Dennis Sullivan, director of Cedarville University's Center for Bioethics, reviewed emergency contraceptive research for a peer-reviewed article in Ethics & Medicine last fall. He found "no evidence" that Plan B causes abortions.
"There's no evidence of that effect," he said. "Our claims of conscience should be based on scientific fact, and we should be willing to change our claims if facts change."
Nonetheless, Sullivan has other problems with the drug, given that recent studies found it might only prevent about half of possible pregnancies. Because women ages 17 and older can purchase the drug without a prescription, he fears many buy it without realizing how ineffective it is. He says the pharmaceutical industry is unethical to promote an ineffective drug.

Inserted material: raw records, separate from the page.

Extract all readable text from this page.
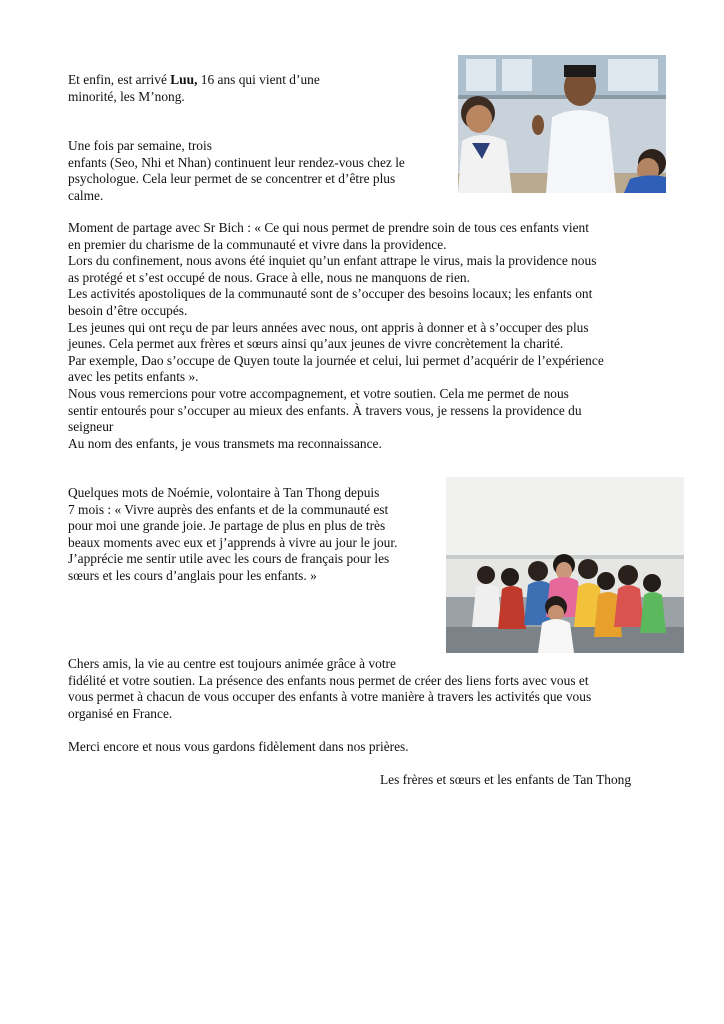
Et enfin, est arrivé Luu, 16 ans qui vient d’une
minorité, les M’nong.

Une fois par semaine, trois
enfants (Seo, Nhi et Nhan) continuent leur rendez-vous chez le
psychologue. Cela leur permet de se concentrer et d’être plus
calme.

Moment de partage avec Sr Bich : « Ce qui nous permet de prendre soin de tous ces enfants vient
en premier du charisme de la communauté et vivre dans la providence.
Lors du confinement, nous avons été inquiet qu’un enfant attrape le virus, mais la providence nous
as protégé et s’est occupé de nous. Grace à elle, nous ne manquons de rien.
Les activités apostoliques de la communauté sont de s’occuper des besoins locaux; les enfants ont
besoin d’être occupés.
Les jeunes qui ont reçu de par leurs années avec nous, ont appris à donner et à s’occuper des plus
jeunes. Cela permet aux frères et sœurs ainsi qu’aux jeunes de vivre concrètement la charité.
Par exemple, Dao s’occupe de Quyen toute la journée et celui, lui permet d’acquérir de l’expérience
avec les petits enfants ».
Nous vous remercions pour votre accompagnement, et votre soutien. Cela me permet de nous
sentir entourés pour s’occuper au mieux des enfants. À travers vous, je ressens la providence du
seigneur
Au nom des enfants, je vous transmets ma reconnaissance.

Quelques mots de Noémie, volontaire à Tan Thong depuis
7 mois : « Vivre auprès des enfants et de la communauté est
pour moi une grande joie. Je partage de plus en plus de très
beaux moments avec eux et j’apprends à vivre au jour le jour.
J’apprécie me sentir utile avec les cours de français pour les
sœurs et les cours d’anglais pour les enfants. »

Chers amis, la vie au centre est toujours animée grâce à votre
fidélité et votre soutien. La présence des enfants nous permet de créer des liens forts avec vous et
vous permet à chacun de vous occuper des enfants à votre manière à travers les activités que vous
organisé en France.

Merci encore et nous vous gardons fidèlement dans nos prières.

Les frères et sœurs et les enfants de Tan Thong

"I hate Plan B, but we ought to hate it for the right reasons," he said. "[It] has many ethical issues associated with it, but it's not the monster that it's portrayed to be—an abortion-causing drug."
Not everyone agrees with the new research, however. The exact mechanism by which Plan B prevents pregnancies has been in question for decades and is not likely to be cleared up soon, says Donna Harrison, executive director of the American Association of Pro-Life Obstetricians and Gynecologists.
"How you ask the question determines what kind of answer you get," she said. "What you don't have is a lot of funding for research that says, 'Does this drug affect the embryo?' "
Less research has been done on ella (the "week-after pill"), about which there is more controversy because of its chemical similarity to RU-486—the drug used for early-pregnancy abortions.
More sexually active women than ever use such drugs, growing from 4 to 11 percent of such women over the past decade. Gene Rudd, senior vice president of the Christian Medical and Dental Association and a practicing ob-gyn, said new research provides more evidence that the drug may not affect fertilized eggs. However, he still does not recommend Plan B because of its ineffectiveness and the murky knowledge of how it works.
In the meantime, Harrison says, doctors are responsible to let their patients know about the possibility that Plan B could abort embryos.
"As a point of informed consent, it's only honest to say it's possible that this may have post-fertilization effects," she said. "If that matters to you, this is not the contraceptive of choice."